I heard Evian’s voice in the background, bossy and loud: “Jake! Are you even looking at this dress?”
“I am!” called Jake. “Hold the phone, Evian, I think that’s the one!” To me, he said quickly, “Got to run, honey. I’ll see you tonight.”
“Okay,” I said. “Jake …?”
But his attention was diverted back to Evian. “I’m not sure about the sequined headpiece,” I heard him say, and then the phone cut off.
Jake and Pete were waiting for me in the truck outside Austin-Bergstrom Airport. “I missed you so much,” I said, bending down to the passenger window to hug my dog.
“Hey,” protested Jake from the driver’s seat.
“You the most,” I said, climbing into the truck, scooting Pete to the backseat, and kissing Jake. He kissed me back, then handed me some pieces of paper stapled together.
“Hot off the presses,” he said.
“Oh,” I said. “The Bon Appétit?”
He waited, his eyes bright and trained on me. I looked down. In the grainy mock-up his agent had faxed, there was my husband in jeans and a dark shirt, standing with his boots crossed next to the pit. The caption read, “Best Barbecue in America? Bon Appétit Talks to Jake Conroe, Rising Star.”

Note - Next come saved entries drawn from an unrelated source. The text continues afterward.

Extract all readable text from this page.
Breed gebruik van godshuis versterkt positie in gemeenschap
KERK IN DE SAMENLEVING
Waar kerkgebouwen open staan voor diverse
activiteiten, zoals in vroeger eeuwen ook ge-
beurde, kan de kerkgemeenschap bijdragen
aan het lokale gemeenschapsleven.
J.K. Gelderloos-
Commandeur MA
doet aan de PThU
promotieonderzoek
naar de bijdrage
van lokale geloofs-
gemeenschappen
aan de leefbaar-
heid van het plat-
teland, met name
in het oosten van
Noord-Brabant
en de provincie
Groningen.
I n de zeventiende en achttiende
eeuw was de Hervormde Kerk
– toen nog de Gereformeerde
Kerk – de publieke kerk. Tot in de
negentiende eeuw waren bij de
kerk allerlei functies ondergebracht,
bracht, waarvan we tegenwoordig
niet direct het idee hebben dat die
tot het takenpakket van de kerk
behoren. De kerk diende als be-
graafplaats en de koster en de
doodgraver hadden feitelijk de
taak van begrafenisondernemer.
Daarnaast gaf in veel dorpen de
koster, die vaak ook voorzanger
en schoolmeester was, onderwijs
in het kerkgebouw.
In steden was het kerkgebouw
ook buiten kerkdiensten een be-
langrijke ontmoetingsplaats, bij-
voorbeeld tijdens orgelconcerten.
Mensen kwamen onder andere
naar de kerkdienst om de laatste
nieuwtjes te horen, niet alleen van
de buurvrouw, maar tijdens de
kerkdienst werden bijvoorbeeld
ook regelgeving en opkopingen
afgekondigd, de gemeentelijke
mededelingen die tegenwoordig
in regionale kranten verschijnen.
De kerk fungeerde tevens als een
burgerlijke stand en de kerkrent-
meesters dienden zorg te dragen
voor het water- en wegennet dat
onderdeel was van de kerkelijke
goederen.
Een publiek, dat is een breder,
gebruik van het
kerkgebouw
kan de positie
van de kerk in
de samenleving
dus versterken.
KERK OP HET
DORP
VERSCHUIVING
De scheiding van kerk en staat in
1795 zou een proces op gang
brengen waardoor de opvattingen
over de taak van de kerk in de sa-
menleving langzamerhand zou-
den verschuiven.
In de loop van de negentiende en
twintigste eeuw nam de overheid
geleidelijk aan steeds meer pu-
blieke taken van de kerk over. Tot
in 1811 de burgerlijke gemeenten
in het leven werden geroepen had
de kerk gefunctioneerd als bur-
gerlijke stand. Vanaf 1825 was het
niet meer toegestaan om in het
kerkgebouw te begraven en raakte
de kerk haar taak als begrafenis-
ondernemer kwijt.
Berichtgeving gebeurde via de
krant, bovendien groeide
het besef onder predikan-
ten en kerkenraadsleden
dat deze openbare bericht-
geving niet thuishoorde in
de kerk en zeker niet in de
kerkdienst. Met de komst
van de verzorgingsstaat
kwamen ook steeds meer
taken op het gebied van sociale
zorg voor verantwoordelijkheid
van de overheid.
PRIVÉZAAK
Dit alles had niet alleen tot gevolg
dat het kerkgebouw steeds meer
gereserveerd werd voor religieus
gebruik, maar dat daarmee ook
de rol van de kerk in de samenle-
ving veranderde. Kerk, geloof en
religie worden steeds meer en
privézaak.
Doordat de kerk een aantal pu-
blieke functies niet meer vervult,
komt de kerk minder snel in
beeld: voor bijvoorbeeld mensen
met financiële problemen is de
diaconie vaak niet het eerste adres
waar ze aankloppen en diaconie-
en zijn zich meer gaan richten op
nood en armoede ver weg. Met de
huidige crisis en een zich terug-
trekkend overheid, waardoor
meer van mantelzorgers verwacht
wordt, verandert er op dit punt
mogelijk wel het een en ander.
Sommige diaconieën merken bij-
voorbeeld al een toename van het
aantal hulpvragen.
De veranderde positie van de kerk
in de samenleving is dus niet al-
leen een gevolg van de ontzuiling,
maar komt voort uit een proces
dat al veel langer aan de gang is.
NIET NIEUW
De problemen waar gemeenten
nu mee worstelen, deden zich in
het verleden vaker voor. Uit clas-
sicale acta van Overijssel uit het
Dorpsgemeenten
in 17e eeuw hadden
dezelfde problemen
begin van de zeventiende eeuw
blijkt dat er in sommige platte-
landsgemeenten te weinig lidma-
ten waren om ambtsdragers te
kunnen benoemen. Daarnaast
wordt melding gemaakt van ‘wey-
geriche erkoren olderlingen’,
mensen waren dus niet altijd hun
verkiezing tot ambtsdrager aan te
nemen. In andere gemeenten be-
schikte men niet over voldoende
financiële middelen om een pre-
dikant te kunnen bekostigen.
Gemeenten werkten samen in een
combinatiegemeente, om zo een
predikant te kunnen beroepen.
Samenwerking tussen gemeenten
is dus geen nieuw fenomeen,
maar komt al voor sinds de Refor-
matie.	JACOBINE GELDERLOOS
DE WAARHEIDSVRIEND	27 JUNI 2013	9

“Rising star?” I said. “My God, honey! Look at you! Look at your hair!”
“They did it for me,” said Jake. “That’s called ‘product’ in there.”
“I’m so proud of you,” I said. And I felt it, too, coursing through me—pride and gratitude. “You’re a rising star.”
“True,” said Jake.
A security guard rapped on the truck. “Move along,” she said.
I opened the window, holding up the fax. “Look!” I said. “That’s him! That’s Jake Conroe!”